Hi Ryan;
Both SQL mechanisms have their advantage. For example, issuing a TRUNCATE TABLE can be a lot more effective than individual DELETE statements. It all depends what your objectives are at that point in the business transaction and the expediency you desire are that moment in the processing.
Normally, the DW is the most effective data retrieval & update mechanism vs inline SQL for data lists and multiple column updates. Where the DW falls down is in multi-table updates as you have already encountered. When dealing with 2 or more tables, the DW can only be set to one of those tables for update in the DW painter.
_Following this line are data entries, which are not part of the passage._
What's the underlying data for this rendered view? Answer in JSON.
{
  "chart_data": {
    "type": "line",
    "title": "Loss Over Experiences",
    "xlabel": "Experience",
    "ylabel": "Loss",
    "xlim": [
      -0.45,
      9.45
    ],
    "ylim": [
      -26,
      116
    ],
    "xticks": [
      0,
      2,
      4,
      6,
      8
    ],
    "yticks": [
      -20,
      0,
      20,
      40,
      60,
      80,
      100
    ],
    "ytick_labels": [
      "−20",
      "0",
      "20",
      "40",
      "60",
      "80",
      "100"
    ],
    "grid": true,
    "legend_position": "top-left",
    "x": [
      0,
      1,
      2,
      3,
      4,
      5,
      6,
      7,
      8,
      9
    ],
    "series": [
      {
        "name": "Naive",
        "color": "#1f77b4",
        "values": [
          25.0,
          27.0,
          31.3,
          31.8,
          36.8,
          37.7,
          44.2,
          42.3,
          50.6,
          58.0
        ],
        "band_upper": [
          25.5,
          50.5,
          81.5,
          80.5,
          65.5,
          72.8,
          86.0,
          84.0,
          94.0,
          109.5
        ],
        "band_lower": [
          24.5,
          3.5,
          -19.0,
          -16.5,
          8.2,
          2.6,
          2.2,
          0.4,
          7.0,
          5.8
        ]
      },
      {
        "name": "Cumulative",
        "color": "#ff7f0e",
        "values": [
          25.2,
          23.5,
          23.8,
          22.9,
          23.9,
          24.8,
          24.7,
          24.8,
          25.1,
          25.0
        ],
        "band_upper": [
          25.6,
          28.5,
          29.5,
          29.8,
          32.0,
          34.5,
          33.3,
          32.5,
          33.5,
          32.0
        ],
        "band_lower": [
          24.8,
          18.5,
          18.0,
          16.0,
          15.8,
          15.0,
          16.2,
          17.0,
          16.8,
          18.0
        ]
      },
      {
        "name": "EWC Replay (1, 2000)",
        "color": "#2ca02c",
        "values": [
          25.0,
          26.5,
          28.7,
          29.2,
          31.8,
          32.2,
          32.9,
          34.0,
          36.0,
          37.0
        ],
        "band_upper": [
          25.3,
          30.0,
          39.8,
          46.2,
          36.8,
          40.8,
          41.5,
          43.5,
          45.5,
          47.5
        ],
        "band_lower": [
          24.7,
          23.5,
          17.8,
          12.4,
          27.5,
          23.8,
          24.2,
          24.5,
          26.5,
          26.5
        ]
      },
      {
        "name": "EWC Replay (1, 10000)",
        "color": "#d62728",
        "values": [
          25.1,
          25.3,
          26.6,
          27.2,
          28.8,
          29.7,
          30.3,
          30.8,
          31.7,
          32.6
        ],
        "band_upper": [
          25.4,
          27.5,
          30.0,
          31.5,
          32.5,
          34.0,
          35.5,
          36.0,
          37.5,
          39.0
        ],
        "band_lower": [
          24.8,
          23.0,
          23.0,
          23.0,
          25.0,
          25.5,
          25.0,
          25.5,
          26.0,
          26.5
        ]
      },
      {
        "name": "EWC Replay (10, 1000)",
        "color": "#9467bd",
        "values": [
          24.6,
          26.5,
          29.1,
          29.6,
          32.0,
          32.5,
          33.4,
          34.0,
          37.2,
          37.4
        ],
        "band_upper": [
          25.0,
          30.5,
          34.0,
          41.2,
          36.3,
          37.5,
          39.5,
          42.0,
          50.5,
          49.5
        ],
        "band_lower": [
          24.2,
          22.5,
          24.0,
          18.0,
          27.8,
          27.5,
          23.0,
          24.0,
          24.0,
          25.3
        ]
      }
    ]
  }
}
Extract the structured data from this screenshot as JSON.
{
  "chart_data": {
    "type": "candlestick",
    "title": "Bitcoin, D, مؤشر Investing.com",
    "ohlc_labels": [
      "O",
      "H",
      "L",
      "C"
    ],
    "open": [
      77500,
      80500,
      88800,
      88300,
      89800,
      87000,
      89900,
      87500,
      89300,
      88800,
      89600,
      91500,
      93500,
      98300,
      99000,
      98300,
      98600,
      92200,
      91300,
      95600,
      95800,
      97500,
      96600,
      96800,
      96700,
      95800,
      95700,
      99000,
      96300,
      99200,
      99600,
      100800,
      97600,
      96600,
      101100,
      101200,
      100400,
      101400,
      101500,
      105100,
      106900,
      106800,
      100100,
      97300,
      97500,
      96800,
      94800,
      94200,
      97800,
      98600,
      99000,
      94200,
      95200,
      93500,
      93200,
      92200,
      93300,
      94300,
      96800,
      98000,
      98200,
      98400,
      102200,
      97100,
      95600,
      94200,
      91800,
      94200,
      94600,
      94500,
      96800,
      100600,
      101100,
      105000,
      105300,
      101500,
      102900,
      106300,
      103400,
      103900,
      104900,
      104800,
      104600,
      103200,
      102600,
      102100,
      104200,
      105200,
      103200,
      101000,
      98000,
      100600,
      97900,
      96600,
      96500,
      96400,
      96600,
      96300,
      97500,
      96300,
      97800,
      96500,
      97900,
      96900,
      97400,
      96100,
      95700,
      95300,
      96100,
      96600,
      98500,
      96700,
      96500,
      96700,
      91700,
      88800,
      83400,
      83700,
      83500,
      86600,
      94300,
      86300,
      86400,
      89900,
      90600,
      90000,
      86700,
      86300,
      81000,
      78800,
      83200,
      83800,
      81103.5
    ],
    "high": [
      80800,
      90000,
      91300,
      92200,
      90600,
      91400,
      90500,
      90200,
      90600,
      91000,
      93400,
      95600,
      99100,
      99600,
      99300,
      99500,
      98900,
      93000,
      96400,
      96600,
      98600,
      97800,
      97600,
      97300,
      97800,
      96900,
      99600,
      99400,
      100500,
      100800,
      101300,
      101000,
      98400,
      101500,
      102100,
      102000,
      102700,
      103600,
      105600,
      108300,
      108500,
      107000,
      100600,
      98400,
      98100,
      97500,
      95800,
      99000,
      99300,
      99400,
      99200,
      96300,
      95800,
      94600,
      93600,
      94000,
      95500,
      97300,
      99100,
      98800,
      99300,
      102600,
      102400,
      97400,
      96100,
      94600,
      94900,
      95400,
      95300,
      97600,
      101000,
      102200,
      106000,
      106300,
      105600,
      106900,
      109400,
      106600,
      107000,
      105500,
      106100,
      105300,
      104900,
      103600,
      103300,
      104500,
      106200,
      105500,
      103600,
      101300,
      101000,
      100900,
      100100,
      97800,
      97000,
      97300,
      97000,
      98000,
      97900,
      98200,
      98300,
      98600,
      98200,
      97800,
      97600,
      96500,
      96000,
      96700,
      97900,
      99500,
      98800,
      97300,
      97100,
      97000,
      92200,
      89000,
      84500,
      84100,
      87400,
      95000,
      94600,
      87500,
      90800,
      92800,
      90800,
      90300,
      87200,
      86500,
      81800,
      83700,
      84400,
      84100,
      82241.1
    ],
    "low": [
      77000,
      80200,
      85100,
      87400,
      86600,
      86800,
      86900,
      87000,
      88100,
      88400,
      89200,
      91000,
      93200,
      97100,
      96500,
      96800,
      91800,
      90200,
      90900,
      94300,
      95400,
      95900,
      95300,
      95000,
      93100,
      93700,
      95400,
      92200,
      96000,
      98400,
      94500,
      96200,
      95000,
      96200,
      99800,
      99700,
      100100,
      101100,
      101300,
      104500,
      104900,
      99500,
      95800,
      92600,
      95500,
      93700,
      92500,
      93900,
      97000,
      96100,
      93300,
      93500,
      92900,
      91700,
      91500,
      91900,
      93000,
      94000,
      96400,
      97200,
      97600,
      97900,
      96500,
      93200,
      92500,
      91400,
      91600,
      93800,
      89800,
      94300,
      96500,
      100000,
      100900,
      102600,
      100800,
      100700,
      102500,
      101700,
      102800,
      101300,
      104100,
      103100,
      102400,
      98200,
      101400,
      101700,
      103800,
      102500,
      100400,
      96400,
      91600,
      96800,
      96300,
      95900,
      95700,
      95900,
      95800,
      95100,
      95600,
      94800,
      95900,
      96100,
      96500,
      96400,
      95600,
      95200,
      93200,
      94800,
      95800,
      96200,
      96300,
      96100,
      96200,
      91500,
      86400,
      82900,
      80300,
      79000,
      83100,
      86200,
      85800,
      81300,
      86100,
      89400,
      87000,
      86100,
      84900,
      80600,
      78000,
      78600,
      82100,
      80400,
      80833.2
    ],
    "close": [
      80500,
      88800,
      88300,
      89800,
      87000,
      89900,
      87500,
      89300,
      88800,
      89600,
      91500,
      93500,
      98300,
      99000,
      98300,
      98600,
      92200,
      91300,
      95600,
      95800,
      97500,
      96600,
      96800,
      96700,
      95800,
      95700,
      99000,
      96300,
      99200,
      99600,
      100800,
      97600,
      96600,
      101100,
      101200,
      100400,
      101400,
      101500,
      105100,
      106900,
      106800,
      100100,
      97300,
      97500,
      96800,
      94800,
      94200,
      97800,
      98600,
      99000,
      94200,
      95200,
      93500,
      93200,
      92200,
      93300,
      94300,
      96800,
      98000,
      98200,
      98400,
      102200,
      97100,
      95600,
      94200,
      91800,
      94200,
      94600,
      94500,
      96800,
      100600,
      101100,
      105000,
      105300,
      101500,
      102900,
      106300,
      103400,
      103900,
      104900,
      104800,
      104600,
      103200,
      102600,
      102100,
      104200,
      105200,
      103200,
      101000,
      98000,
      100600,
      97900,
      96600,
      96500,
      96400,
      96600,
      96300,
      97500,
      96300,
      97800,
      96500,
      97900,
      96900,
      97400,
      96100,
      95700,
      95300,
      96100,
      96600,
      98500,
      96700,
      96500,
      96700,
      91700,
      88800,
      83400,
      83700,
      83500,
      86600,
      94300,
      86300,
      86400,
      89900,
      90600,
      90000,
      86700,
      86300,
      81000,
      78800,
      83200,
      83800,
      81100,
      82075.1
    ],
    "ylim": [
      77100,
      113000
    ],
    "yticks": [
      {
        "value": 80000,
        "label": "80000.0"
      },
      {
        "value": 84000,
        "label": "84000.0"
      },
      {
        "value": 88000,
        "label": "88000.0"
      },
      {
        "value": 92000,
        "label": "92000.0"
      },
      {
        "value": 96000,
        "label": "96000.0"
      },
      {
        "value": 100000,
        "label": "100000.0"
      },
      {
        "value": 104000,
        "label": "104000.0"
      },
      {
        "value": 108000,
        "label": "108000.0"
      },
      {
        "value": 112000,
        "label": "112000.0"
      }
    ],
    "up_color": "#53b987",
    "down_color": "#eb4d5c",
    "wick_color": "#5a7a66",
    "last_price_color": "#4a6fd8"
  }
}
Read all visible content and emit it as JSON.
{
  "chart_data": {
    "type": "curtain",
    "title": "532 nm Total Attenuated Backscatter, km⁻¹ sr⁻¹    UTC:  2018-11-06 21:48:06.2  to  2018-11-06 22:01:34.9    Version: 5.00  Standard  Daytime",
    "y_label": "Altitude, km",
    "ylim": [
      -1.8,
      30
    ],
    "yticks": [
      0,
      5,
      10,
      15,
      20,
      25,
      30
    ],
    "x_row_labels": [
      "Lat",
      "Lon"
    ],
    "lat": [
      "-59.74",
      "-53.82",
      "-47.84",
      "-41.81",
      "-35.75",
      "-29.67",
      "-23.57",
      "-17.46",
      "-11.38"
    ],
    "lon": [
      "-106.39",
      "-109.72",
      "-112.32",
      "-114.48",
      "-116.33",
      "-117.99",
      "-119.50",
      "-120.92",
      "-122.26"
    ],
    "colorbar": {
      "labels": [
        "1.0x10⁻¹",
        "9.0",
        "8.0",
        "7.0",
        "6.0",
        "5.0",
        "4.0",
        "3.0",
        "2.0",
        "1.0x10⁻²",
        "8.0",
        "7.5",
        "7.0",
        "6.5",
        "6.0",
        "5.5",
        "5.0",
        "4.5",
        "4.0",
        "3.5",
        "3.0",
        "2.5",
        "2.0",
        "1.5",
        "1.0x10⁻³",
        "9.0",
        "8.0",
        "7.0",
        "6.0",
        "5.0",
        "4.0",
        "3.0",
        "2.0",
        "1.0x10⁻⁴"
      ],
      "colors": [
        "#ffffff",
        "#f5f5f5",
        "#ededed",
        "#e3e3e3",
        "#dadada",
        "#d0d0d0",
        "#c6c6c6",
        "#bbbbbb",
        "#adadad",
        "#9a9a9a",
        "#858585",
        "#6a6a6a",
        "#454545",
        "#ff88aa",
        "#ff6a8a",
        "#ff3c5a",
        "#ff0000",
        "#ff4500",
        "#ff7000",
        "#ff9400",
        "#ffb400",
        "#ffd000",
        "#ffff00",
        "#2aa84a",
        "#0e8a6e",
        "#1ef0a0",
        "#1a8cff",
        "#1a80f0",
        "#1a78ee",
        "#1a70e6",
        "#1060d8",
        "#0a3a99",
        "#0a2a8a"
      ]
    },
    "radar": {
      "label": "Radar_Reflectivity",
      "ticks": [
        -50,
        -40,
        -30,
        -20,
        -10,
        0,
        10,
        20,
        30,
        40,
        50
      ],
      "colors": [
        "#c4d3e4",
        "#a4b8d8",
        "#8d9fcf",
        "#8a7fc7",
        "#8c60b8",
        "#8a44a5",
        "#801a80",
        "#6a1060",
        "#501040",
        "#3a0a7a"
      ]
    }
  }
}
The fact that your DW did not update at all is because you never set the Update Properties settings - thus, no updating at all.
In the case of multiple table updating, you have two choices: a) perform the Update ( ) method multiple times and with each iteration, change the update properties under script control (as Terry pointed out) or b) use one DW per table. You can place the three DW's on one Window and use a common key to retrieve related table information. Then its just a case of issuing three simple Update ( ) commands (one per DW) to complete the DBMS updates. This is a lot less scripting than option "A".
In either case, the order of your table updates must comply with the parent/child (foreign key) relationships in your DB. That being said, its no difference in multi-table update complexity whether you coded it in VB vs Java vs C#, etc.